There are studies about the effects of the Holocaust on survivors and their descendants. Like studies about the Dutch Hunger Winter, they find no impact on intelligence (g) in either group. The same is true about the descendents of victims of the Cultural Revolution, according to Cremieux Recueil. The Hunger Winter did however increase rates of psychiatric disorders like schizophrenia, and Holocaust survivors tended to have more psychological problems.
The Holocaust papers:
https://psycnet.apa.org/record/2010-17510-001
https://onlinelibrary.wiley.com/doi/abs/10.1023/A:1025706427300
Im not sure how your last sentence is relevant. Could you explain?
Not sure how this is unclear. If you read the paper (it’s free on SciHub), it focuses on post-traumatic stress among survivors. Given that its symptoms are often given vague terms like “anxiety”, I think it’s fair to call them psychological. After all, these are no physiological measures like blood pressure (which are also discussed in the paper) or diseases like epilepsy. This is also not irrelevant because the age of victims matters: In the case of Dutch children, one considers in-utero effects, but with the Holocaust survivors discussed here you have both infants and grown adults, who might be affected quite differently. Symptoms might also get worse in old age.

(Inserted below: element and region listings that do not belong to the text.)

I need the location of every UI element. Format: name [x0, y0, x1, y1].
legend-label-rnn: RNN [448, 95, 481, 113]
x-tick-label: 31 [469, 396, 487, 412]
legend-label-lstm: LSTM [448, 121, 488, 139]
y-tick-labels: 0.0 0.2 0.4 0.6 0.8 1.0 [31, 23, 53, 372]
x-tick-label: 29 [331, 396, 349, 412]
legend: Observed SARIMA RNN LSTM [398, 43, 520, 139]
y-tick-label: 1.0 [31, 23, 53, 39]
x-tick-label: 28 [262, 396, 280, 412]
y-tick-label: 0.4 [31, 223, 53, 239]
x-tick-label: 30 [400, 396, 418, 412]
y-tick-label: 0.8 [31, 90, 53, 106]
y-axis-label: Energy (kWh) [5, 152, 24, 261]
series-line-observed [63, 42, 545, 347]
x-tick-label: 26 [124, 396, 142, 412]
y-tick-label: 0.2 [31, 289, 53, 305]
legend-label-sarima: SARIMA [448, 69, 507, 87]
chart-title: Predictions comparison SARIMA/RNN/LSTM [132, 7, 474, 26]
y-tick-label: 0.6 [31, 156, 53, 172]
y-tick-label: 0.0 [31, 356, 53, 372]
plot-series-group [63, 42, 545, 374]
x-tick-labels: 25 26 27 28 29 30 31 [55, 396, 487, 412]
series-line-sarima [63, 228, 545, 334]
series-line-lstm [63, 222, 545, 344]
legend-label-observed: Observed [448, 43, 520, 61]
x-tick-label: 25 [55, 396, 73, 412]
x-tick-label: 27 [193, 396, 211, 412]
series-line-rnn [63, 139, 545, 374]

THANK YOU! Even on our side, “intergenerational trauma” is scientific nonsense.
It is a huuuuge woke myth.
Yours is great, as is one of the best essays on this from about 2 years ago from Razib Khan.
I’ll try and look it out. One of my all time favorites.
D.A.
NYC
Good post. Thanks
I remember reading a study that said the grandchildren of the Dutch Famine victims were impacted negatively, but not the children. It said the effects skipped a generation. I can’t find it, but found a couple of other studies that refer to grandchildren.
This one studied two generations after the Siege of Leningrad. It lists several related studies. https://www.nature.com/articles/s41598-023-37119-8
This was US Civil War victims https://www.sciencedirect.com/science/article/pii/S0167629623000735.
There is a direct link from grandmother to grandchild as the ovum that creates the grandchild is formed in the embryo of the mother while she is in the grandmother’s womb. I wondered if that could trigger a different gene expression in the grandchild?
I’m no scientist so I could be way off base. I only started reading about epigenetics when I learned that a condition I have could have been because trauma triggered a change in gene expression when I was a toddler.